The Rooster
Everywhere in Central America!

(10 am)
The sun has faded behind the mountains and the horizon turns from an orange, red glow, to a soft dark blue, and finally blackness with a silver speckled universe. It is quiet, peaceful, a perfect time for sleep. We cuddle into our tropical sleeping bags and gradually disconnect our consciousness to a world far beyond… sleep…

(3 am)

KOCKADOODLEDOOOOOOOOOOOO!!!!!!!!!!!!!!

KOCKADOODLEDOOOOOOOOOOOO!!!!!!!!!!!!!!

"SHUT UP!"

In the dreary hours of 3 am the rooster begins its foghorn "sound-off!" The most annoying sound I have ever heard. Its continuous call portrays a dying cry of a tortured animal with its head stuffed in a vice grip.

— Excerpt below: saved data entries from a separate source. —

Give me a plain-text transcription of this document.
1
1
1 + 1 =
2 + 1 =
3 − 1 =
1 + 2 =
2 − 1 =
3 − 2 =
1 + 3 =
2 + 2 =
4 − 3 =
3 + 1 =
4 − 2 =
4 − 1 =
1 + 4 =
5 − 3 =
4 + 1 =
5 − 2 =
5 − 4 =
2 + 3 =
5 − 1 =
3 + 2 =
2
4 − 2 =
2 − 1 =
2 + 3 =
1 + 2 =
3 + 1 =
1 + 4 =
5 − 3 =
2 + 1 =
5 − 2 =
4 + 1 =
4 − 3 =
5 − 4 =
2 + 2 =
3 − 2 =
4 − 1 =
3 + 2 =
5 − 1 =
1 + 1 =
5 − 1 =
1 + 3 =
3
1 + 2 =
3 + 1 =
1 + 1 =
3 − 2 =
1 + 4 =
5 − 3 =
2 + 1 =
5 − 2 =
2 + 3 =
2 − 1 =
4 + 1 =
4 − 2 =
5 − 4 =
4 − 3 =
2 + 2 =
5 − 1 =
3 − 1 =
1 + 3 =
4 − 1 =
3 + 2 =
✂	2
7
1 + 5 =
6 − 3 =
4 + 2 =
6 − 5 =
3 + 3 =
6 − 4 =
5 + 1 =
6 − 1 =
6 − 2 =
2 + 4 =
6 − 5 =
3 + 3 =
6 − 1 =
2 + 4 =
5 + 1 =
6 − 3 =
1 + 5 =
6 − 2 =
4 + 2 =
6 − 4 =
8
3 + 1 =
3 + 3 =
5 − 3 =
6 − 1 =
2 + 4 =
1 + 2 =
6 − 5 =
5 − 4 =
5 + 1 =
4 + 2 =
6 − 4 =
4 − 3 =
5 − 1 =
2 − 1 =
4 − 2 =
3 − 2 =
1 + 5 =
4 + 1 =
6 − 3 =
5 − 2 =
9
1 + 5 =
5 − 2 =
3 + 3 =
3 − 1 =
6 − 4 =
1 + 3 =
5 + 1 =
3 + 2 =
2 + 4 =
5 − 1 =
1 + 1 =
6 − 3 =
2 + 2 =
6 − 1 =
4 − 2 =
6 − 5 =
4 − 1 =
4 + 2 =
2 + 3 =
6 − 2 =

A low pitch moaning progressing to a high peak and back down. The rooster drives you mad. Insane. Its ruthless whine leaves a permanent scar upon your sleepless memory.

I wake just before 7 am to set out into nature on my regular morning recon mission to the lake to watch the sunrise.

"Mitch, where's your switchblade?"

"I'm going to find that rooster and slay his throat, for he knows not what he does!"


A rooster is supposed to wake you up at 6 am. That is the way it is supposed to be. It seems though that the roosters down in Central America have turned schizophrenic from the heat and humidity and no longer have control over themselves. At least in San Pedro we get a bit of a break. In Monterrico there was a whole gang of these hoodlums, sounding off one after the other loud as the siren of a fire truck.